The behavioural and psychological impacts of online life are outlined in a report from the security firm Norton.
The report suggests two-thirds of Web users have been hit by cyber crime, with the costs and time to resolve the crime varying widely around the world.
Google goes Instant
Google Instant aims to change the way people search, reports CNet News.
Instead of search as an outcome, Google is trying to get people to think of search as a process in which users constantly refine the query without actually "searching", or hitting the button to produce a concrete result.
Google is betting, in a world of nearly instant communication, that search is going to have produce an answer just as fast as updates are spat out from Twitter or other real-time Web services. It's a bit chaotic at first and will certainly throw a few searchers off their game, as well as make those in the search-engine optimisation game a little anxious.
Adobe Reader zero-day under attack
Researchers have uncovered sophisticated attack code circulating on the Internet that exploits a critical vulnerability in the most recent version of Adobe Reader, writes The Register.
The click-and-get-hacked exploit spreads through e-mail that contains a booby-trapped PDF file that remains virtually undetected by most anti-virus programs, according to Mila Parkour, the security researcher who first alerted Adobe to the threat.
It was being sent to a small group of individuals who “work on common issues,” he said, causing him to believe they were narrowly selected by the attackers.
Police search for file sharers across Europe
Police forces across Europe have conducted co-ordinated raids on business and domestic premises to collect evidence against alleged unauthorised file-sharing operations, reveals Computing.co.uk.
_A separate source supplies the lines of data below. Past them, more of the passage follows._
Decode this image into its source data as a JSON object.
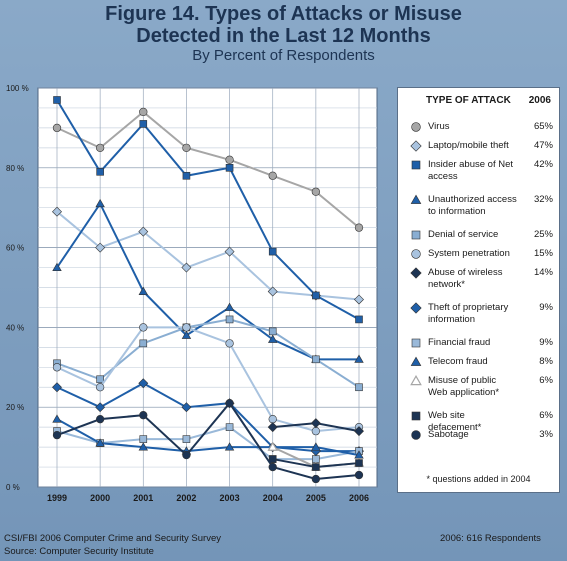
{
  "title_line1": "Figure 14. Types of Attacks or Misuse",
  "title_line2": "Detected in the Last 12 Months",
  "subtitle": "By Percent of Respondents",
  "legend": {
    "header_type": "TYPE OF ATTACK",
    "header_year": "2006",
    "note": "* questions added in 2004"
  },
  "footer": {
    "source1": "CSI/FBI 2006 Computer Crime and Security Survey",
    "source2": "Source: Computer Security Institute",
    "respondents": "2006: 616 Respondents"
  },
  "chart_data": {
    "type": "line",
    "x": [
      "1999",
      "2000",
      "2001",
      "2002",
      "2003",
      "2004",
      "2005",
      "2006"
    ],
    "y_ticks": [
      "100 %",
      "80 %",
      "60 %",
      "40 %",
      "20 %",
      "0 %"
    ],
    "ylim": [
      0,
      100
    ],
    "grid": true,
    "series": [
      {
        "name": "Virus",
        "value_2006": "65%",
        "color": "#a6a6a6",
        "marker": "circle",
        "values": [
          90,
          85,
          94,
          85,
          82,
          78,
          74,
          65
        ]
      },
      {
        "name": "Laptop/mobile theft",
        "value_2006": "47%",
        "color": "#a9c3df",
        "marker": "diamond",
        "values": [
          69,
          60,
          64,
          55,
          59,
          49,
          48,
          47
        ]
      },
      {
        "name": "Insider abuse of Net access",
        "value_2006": "42%",
        "color": "#1f5fa8",
        "marker": "square",
        "values": [
          97,
          79,
          91,
          78,
          80,
          59,
          48,
          42
        ]
      },
      {
        "name": "Unauthorized access to information",
        "value_2006": "32%",
        "color": "#1f5fa8",
        "marker": "triangle",
        "values": [
          55,
          71,
          49,
          38,
          45,
          37,
          32,
          32
        ]
      },
      {
        "name": "Denial of service",
        "value_2006": "25%",
        "color": "#8aaed2",
        "marker": "square",
        "values": [
          31,
          27,
          36,
          40,
          42,
          39,
          32,
          25
        ]
      },
      {
        "name": "System penetration",
        "value_2006": "15%",
        "color": "#a9c3df",
        "marker": "circle",
        "values": [
          30,
          25,
          40,
          40,
          36,
          17,
          14,
          15
        ]
      },
      {
        "name": "Abuse of wireless network*",
        "value_2006": "14%",
        "color": "#1d3453",
        "marker": "diamond",
        "values": [
          null,
          null,
          null,
          null,
          null,
          15,
          16,
          14
        ]
      },
      {
        "name": "Theft of proprietary information",
        "value_2006": "9%",
        "color": "#1f5fa8",
        "marker": "diamond",
        "values": [
          25,
          20,
          26,
          20,
          21,
          10,
          9,
          9
        ]
      },
      {
        "name": "Financial fraud",
        "value_2006": "9%",
        "color": "#9ab9d9",
        "marker": "square",
        "values": [
          14,
          11,
          12,
          12,
          15,
          7,
          7,
          9
        ]
      },
      {
        "name": "Telecom fraud",
        "value_2006": "8%",
        "color": "#1f5fa8",
        "marker": "triangle",
        "values": [
          17,
          11,
          10,
          9,
          10,
          10,
          10,
          8
        ]
      },
      {
        "name": "Misuse of public Web application*",
        "value_2006": "6%",
        "color": "#a6a6a6",
        "marker": "triangle-open",
        "values": [
          null,
          null,
          null,
          null,
          null,
          10,
          5,
          6
        ]
      },
      {
        "name": "Web site defacement*",
        "value_2006": "6%",
        "color": "#1d3453",
        "marker": "square",
        "values": [
          null,
          null,
          null,
          null,
          null,
          7,
          5,
          6
        ]
      },
      {
        "name": "Sabotage",
        "value_2006": "3%",
        "color": "#1d3453",
        "marker": "circle",
        "values": [
          13,
          17,
          18,
          8,
          21,
          5,
          2,
          3
        ]
      }
    ]
  }
}
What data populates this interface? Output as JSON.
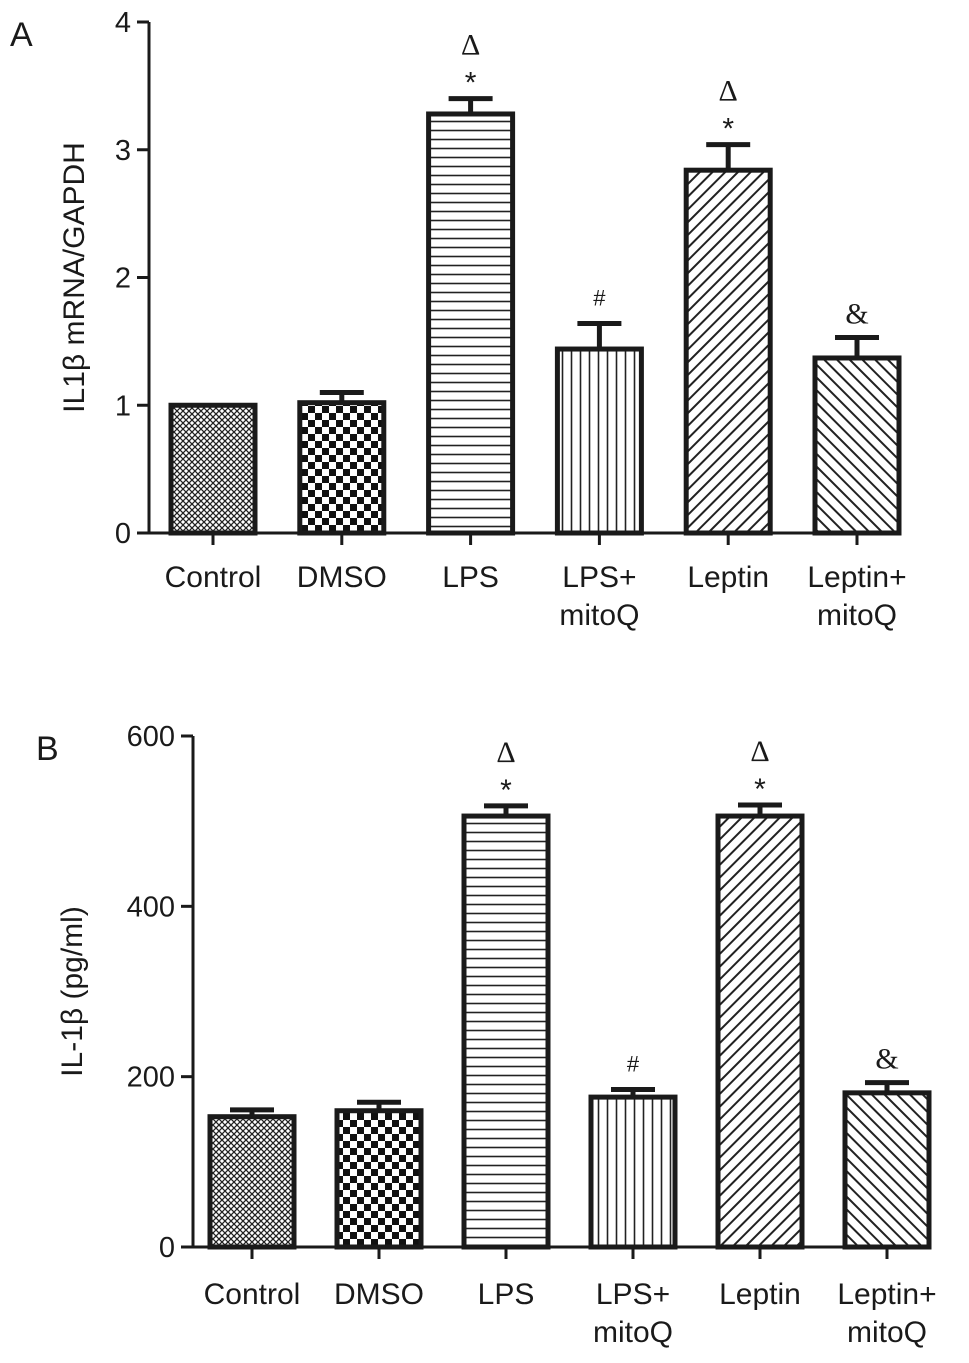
{
  "chart_data": [
    {
      "panel": "A",
      "type": "bar",
      "ylabel": "IL1β mRNA/GAPDH",
      "ylim": [
        0,
        4
      ],
      "yticks": [
        0,
        1,
        2,
        3,
        4
      ],
      "categories": [
        "Control",
        "DMSO",
        "LPS",
        "LPS+\nmitoQ",
        "Leptin",
        "Leptin+\nmitoQ"
      ],
      "values": [
        1.0,
        1.02,
        3.28,
        1.44,
        2.84,
        1.37
      ],
      "errors": [
        0.0,
        0.08,
        0.12,
        0.2,
        0.2,
        0.16
      ],
      "annotations": [
        "",
        "",
        "Δ\n*",
        "#",
        "Δ\n*",
        "&"
      ],
      "patterns": [
        "crosshatch-fine",
        "checker",
        "horizontal",
        "vertical",
        "diagonal-right",
        "diagonal-left"
      ]
    },
    {
      "panel": "B",
      "type": "bar",
      "ylabel": "IL-1β (pg/ml)",
      "ylim": [
        0,
        600
      ],
      "yticks": [
        0,
        200,
        400,
        600
      ],
      "categories": [
        "Control",
        "DMSO",
        "LPS",
        "LPS+\nmitoQ",
        "Leptin",
        "Leptin+\nmitoQ"
      ],
      "values": [
        153,
        160,
        506,
        176,
        506,
        181
      ],
      "errors": [
        8,
        10,
        12,
        9,
        13,
        12
      ],
      "annotations": [
        "",
        "",
        "Δ\n*",
        "#",
        "Δ\n*",
        "&"
      ],
      "patterns": [
        "crosshatch-fine",
        "checker",
        "horizontal",
        "vertical",
        "diagonal-right",
        "diagonal-left"
      ]
    }
  ]
}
The raids were ordered by police in Belgium, acting on behalf of copyright owners who claim their digital goods are being distributed illegally, and include action in the UK, Netherlands, Czech Republic, Hungary, Belgium, Norway, Germany and Sweden.
The majority of police activity seems to have been focused in Sweden, including raids on Umea University and PRQ, an ISP which hosts, among other entities, WikiLeaks, which recently hit the headlines over the disclosure of classified military documents concerning the war in Afghanistan.